Pete Yorn throws open the studio doors with
Back & Fourth, his first album to feature heavy contributions from a backing band. Drummer
Joey Waronker, guitarist
Jonny Polonsky, and former
Azure Ray vocalist
Orenda Fink are among those featured, and the presence of producer
Mike Mogis -- chief architect of the Saddle Creek sound -- gives the material a tasteful gloss.
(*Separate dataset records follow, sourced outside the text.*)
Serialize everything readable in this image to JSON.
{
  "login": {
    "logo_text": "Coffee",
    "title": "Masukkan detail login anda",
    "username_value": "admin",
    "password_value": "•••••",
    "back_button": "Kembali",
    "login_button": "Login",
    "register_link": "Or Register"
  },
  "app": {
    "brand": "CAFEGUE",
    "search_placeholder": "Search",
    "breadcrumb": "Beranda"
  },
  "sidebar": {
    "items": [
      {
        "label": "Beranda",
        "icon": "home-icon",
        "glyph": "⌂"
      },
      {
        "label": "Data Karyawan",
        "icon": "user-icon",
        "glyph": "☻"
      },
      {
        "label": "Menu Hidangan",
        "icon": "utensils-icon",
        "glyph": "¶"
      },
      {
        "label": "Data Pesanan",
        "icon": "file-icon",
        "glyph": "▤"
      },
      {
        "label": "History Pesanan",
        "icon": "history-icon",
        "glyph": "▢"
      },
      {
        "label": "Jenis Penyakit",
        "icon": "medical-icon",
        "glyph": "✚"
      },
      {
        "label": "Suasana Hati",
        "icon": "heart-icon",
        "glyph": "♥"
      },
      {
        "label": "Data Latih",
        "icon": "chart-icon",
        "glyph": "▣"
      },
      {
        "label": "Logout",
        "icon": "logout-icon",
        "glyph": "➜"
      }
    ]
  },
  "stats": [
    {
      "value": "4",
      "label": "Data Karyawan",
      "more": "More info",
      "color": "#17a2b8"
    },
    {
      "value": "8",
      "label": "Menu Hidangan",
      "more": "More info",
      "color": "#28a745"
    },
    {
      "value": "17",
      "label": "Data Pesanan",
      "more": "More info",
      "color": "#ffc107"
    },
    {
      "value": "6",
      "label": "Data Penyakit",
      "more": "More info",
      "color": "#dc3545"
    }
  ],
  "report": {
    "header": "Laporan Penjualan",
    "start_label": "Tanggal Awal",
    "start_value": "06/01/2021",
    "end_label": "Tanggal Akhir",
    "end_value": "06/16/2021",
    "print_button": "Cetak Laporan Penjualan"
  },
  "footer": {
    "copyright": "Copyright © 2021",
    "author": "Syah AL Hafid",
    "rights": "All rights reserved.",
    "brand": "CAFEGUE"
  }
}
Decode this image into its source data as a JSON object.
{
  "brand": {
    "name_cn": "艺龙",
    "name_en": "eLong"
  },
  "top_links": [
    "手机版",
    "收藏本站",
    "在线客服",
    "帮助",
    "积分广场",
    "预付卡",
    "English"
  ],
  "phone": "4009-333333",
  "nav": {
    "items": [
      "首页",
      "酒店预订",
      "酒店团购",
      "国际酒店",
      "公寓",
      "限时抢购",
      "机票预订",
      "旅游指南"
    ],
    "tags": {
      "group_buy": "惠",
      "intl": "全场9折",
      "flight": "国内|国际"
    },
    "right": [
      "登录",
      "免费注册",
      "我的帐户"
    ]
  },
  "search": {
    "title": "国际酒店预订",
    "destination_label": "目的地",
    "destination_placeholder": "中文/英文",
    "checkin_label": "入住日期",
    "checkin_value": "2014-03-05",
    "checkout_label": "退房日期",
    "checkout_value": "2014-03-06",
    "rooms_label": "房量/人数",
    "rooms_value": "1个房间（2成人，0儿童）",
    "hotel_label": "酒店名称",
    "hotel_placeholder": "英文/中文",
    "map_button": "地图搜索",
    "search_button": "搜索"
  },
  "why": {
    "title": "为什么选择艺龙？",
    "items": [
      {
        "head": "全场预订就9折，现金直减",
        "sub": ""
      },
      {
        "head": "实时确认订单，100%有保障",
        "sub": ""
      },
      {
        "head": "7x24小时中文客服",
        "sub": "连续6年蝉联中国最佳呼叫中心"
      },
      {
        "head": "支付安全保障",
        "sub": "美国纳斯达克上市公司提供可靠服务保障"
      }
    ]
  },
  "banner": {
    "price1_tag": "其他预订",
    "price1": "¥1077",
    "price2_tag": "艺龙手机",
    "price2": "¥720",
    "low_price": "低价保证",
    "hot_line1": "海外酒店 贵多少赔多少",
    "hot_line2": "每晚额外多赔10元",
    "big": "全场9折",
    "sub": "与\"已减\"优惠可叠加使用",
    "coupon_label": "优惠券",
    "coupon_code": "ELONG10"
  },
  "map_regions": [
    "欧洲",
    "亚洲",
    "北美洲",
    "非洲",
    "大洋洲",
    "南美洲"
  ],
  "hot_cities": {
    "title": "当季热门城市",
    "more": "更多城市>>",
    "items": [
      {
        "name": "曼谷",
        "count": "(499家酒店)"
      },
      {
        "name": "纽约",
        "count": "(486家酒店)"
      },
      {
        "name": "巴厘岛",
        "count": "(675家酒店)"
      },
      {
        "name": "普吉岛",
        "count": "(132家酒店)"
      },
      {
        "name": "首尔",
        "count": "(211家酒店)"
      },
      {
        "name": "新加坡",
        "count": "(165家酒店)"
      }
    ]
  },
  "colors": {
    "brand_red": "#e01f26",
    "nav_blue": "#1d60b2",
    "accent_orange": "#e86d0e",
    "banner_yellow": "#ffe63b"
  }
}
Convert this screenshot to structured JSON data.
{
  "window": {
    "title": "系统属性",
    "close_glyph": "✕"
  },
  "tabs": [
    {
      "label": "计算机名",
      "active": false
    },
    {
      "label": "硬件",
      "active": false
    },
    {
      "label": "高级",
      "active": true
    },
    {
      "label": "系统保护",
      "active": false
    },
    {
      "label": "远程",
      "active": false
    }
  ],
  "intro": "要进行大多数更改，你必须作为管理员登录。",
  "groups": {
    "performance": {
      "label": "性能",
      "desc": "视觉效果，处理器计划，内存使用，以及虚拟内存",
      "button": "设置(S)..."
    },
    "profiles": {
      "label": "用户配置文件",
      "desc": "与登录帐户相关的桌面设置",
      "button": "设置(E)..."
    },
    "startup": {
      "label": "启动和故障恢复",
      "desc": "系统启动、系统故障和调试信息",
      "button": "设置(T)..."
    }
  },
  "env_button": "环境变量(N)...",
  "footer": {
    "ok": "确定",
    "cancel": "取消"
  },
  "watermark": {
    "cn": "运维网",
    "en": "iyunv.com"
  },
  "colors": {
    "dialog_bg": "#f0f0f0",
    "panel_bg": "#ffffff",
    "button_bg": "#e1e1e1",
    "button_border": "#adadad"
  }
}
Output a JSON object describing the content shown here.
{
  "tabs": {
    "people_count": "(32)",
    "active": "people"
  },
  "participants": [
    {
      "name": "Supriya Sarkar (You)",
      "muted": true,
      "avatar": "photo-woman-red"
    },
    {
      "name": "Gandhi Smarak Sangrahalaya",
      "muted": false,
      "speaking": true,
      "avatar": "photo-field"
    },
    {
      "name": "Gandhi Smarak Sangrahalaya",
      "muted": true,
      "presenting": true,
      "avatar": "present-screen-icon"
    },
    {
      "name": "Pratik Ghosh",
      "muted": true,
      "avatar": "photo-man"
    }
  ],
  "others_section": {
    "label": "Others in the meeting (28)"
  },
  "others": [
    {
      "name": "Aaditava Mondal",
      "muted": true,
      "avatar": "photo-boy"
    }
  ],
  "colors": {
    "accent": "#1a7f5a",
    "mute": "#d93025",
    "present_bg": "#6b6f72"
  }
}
Traces of Californian folk-rock can be found throughout these ten tracks, particularly in the jangle of "Last Summer" and the breezy, coastal sway of "Paradise Cove." Nonetheless,
Yorn's fourth album is a fairly depressed affair, eschewing the West Coast's sunny weather for the lonely, windswept vistas of Nebraska, where the album was recorded in early 2008. There's beauty here, but it's more melancholic than buoyant, with
Yorn giving the most screen time to his failed relationships and various personal missteps. "Same old town, loose ends surround me, always drags you down," he sings on the album's final track, an elegiac piano ballad filled with vibraphone, upright bass, and understated guitar. Songwriters don't have to be happy to deliver a good hook, of course, and tunes like "Close," "Last Summer," and "Shotgun" balance
Yorn's temporary gloom with tight pop/rock flourishes. The bulk of
Back & Fourth is more insular, though, and the album winds up serving as
Pete Yorn's personal therapy rather than his audience's ear candy.